There are no secrets to success. It is the result of preparation, hard work, and learning from failure.

?Colin Powell [1]

[1] The Leadership Secret of Colin Powell, Oren Harari (New York: McGraw-Hill, 2002).

I've written this book with the hope that it will serve as my lifetime technical contribution to my database administrator (DBA) brethren. It contains the sum knowledge and wisdom I've gathered this past decade, both working on and speaking about data warehousing. It does so purely from the DBA's perspective, solely for the DBA's needs and benefit.

While I've worked on many data warehousing projects, my three years at Electronic Data Systems (EDS) as the lead DBA for 7-Eleven Corporation's enterprise data warehouse provided my greatest learning experience. 7-Eleven is a world leader in convenience retailing, with over 21,000 stores worldwide. The 7-Eleven enterprise data warehouse:

  • Is multi-terabyte in size, with tables having hundreds of millions or billions of rows.

  • Is a true star schema design based on accurate business criteria and requirements.

  • Has average and maximum report runtimes of seven minutes and four hours, respectively.

  • Is operational 16X6 (i.e. the database is available 16 hours per day, 6 days per week).

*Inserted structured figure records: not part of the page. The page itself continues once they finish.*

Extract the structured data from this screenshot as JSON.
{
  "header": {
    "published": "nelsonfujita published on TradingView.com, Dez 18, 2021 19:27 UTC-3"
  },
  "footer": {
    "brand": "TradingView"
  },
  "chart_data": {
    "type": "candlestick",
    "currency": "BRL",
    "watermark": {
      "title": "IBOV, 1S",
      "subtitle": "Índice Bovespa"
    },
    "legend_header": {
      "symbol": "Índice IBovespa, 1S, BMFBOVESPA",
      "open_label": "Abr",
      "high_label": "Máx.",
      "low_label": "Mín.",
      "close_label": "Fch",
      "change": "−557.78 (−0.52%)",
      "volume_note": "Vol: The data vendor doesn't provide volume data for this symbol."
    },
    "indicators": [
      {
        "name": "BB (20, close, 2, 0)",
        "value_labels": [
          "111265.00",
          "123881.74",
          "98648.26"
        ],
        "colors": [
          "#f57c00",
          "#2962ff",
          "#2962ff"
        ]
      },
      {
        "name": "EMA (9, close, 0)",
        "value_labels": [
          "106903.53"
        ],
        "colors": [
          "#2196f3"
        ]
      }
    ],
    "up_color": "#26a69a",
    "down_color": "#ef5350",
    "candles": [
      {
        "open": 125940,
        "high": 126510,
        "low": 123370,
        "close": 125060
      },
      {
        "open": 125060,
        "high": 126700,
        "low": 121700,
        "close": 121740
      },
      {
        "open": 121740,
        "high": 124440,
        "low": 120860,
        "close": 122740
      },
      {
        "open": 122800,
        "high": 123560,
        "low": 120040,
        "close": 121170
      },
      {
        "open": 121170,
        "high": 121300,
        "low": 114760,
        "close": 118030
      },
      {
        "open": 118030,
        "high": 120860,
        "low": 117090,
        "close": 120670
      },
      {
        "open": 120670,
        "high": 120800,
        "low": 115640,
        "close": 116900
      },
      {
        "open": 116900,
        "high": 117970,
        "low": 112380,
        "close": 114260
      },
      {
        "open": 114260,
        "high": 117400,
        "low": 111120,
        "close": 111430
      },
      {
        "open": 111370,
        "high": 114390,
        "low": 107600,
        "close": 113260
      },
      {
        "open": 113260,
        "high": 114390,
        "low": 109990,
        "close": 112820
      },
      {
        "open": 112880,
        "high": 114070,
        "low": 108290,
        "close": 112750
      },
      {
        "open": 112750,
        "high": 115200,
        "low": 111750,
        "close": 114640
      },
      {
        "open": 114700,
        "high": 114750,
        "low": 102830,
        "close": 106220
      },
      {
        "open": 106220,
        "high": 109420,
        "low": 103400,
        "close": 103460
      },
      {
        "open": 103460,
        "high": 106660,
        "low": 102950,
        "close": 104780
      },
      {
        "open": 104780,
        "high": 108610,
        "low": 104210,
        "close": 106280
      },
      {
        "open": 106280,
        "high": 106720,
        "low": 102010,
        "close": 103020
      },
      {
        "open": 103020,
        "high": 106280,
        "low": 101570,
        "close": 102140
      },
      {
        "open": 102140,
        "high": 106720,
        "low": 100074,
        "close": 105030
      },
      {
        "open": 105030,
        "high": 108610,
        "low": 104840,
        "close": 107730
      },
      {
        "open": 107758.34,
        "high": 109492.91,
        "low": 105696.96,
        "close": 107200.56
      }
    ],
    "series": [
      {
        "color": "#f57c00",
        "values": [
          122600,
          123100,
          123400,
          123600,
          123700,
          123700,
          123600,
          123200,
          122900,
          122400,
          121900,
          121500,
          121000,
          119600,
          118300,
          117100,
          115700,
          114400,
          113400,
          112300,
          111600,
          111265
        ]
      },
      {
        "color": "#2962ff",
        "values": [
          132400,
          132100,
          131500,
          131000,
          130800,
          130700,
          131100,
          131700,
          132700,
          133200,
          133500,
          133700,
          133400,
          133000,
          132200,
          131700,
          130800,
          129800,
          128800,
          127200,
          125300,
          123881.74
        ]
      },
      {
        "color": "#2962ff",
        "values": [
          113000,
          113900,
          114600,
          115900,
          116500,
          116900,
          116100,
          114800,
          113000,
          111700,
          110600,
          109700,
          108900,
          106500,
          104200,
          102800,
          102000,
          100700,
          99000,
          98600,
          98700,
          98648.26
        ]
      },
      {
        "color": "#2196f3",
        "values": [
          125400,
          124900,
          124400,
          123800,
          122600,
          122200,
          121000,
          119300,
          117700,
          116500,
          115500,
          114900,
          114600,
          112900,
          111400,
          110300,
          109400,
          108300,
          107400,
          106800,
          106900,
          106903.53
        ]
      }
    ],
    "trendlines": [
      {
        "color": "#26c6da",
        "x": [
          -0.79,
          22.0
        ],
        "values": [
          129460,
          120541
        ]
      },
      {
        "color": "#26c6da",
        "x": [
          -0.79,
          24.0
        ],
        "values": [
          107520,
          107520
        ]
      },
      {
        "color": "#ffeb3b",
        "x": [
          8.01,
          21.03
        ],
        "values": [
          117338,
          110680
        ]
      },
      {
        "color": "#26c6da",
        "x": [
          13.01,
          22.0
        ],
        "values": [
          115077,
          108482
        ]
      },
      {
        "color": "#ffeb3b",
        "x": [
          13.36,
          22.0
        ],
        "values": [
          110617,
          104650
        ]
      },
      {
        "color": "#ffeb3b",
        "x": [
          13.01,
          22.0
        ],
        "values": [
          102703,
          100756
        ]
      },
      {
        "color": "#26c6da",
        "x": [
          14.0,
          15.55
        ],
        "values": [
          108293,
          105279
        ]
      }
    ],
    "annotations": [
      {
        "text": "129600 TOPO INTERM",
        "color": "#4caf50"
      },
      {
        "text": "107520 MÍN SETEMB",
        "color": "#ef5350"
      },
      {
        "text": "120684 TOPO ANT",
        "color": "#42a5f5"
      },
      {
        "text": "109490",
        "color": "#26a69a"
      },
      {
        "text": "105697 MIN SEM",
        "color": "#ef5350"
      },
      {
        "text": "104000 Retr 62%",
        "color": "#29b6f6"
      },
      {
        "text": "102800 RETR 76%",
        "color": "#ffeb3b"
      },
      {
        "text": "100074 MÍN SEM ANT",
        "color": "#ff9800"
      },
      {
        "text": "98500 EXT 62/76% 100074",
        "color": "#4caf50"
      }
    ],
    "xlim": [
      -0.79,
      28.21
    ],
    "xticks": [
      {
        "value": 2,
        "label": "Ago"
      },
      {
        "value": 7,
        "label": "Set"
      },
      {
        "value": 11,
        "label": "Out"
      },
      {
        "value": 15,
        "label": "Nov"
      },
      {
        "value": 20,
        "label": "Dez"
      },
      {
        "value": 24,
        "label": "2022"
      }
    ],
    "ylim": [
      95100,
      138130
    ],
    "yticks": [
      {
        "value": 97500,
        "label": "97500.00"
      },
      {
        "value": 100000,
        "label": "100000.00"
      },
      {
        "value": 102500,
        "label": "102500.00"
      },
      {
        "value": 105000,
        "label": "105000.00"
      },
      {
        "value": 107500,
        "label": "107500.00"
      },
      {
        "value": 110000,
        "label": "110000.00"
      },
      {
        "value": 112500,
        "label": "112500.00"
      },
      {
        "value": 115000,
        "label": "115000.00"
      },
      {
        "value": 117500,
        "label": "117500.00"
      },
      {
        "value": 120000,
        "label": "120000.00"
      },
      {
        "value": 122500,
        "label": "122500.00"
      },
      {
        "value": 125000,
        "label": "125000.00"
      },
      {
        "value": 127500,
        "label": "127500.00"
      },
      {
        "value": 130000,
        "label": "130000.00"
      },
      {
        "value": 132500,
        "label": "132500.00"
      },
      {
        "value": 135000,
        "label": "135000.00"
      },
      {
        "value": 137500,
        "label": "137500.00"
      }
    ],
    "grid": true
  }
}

  • Has base data and aggregations that are no more than 24 hours old (i.e., updated daily).

While the 7-Eleven enterprise data warehouse may sound impressive, it was not that way from Day One. We started with Oracle 7.2 and a small Hewlett?Packard (HP) K-class server. We felt like genuine explorers as we charted new territory for both EDS and 7-Eleven. There were few reference books or white papers at that time with any detailed data warehousing techniques. Plus, there were few DBAs who had already successfully built multi-terabyte data warehouses with whom to network. Fortunately, EDS and 7-Eleven recognized this fact and embraced the truly iterative nature of data warehousing development.

Since you are reading this book, it's safe to assume we can agree that data warehousing is radically different than traditional online transaction processing (OLTP) applications. Whereas OLTP database and application development is generally well-defined and thus easy to control via policies and procedures, data warehousing is more iterative and experimental. You need the freedom, support, and longevity to intelligently experiment ad-infinitum. With few universal golden rules to apply, often the method of finding what works best for a given data warehouse is to:

  • Brainstorm for design or tuning ideas.

  • Add those ideas to a persistent list of ideas.

  • Try whichever ideas currently look promising.

  • Record a history of ideas attempted and their results.

  • Keep one good idea out of 10?20 tried per iteration.

  • Repeat the cycle with an ever growing list of new ideas …

As Thomas Peters states, "Life is pretty simple: You do some stuff. Most fails. Some works. You do more of what works."[2] That's some of the best advice I can recommend for successfully building a data warehouse as well.

[2] In Search of Excellence: Lessons from America's Best-Run Companies, Thomas J. Peters and Robert H.Waterman, Jr. (New York: HarperCollins, 1982).